The second International Conference of African Cultures is thus challenging the precepts of the past five decades by engaging local, regional and global fundi to take note of the past, greatly disadvantageous to African cultural practice; and create a blueprint for the creative future.
The National Gallery of Zimbabwe, having been key in the creation of Pan African discourse in the first manifestation of a conference of this kind, centres the second ICAC on the basis of debunking archaic colonial concepts through spearheading the African discourse on de-colonial identity.
A new unexplored market is on the horizon, requiring not only the support of the museum structure on which the gallery rests upon, but the partnership of business, the patronage of Africa’s wealthy and the backing of every African on the continent and in the diaspora.

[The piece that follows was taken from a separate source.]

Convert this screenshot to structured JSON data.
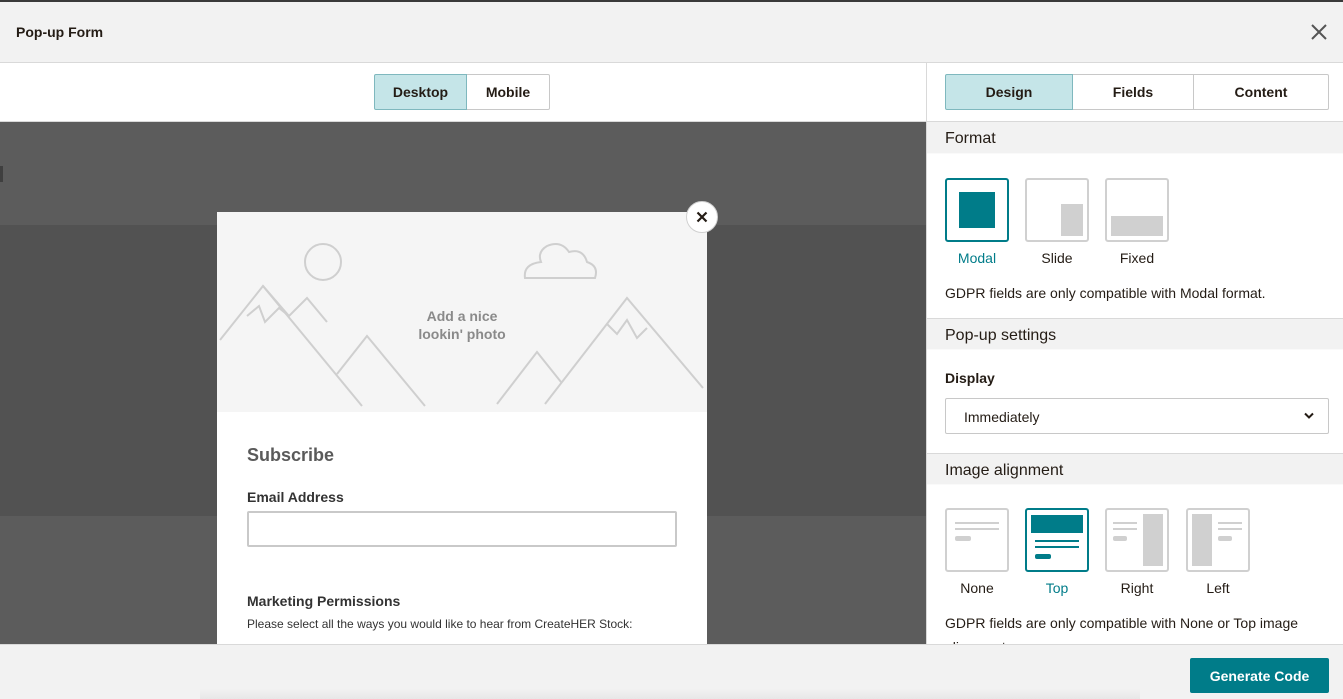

It must be taken to heart that continental artistic talent, and scholars of heritage are important part of the discourse on African cultures in the sense that due to a number of reasons, the greatest being socio-economic; are led to leave their homelands and the continent in search of opportunities in the West.
This has been a coupe de grâce to the continental cultural practice as the brain drain leads to globalised blends in identity which on a larger scale have been perpetrated by the West to claim ownership of this talent; “Kenyan Norwegian”, “Anglo- South African”, “Franco- Congolese” of “Dutch Nigerian” are but a few terms that have contributed to the continuing expunction of pure African identity and creativity!
The beneficiaries of the resulting executions of African culture in cases such as the above are the Western markets, establishing ownership of the creative African genius.
So staking their exploits on the fact that the corporate world from the continent and the wealthy in that space do not invest in the continent’s culture.
A paradigm shift which the second International Conference of African Cultures has set its lens on and intends to cross examine the self- awareness of African Institutions of Culture and how they instil African values to the world.
All things being equal, the conversation at ICAC intends to placate the commercial value of African Cultures and identity with an underlined desire to reclaim ownership of both to the continent.
The International Conference of African Cultures takes place from the 11th to the 13th of September 2017 at the National Gallery of Zimbabwe in Harare.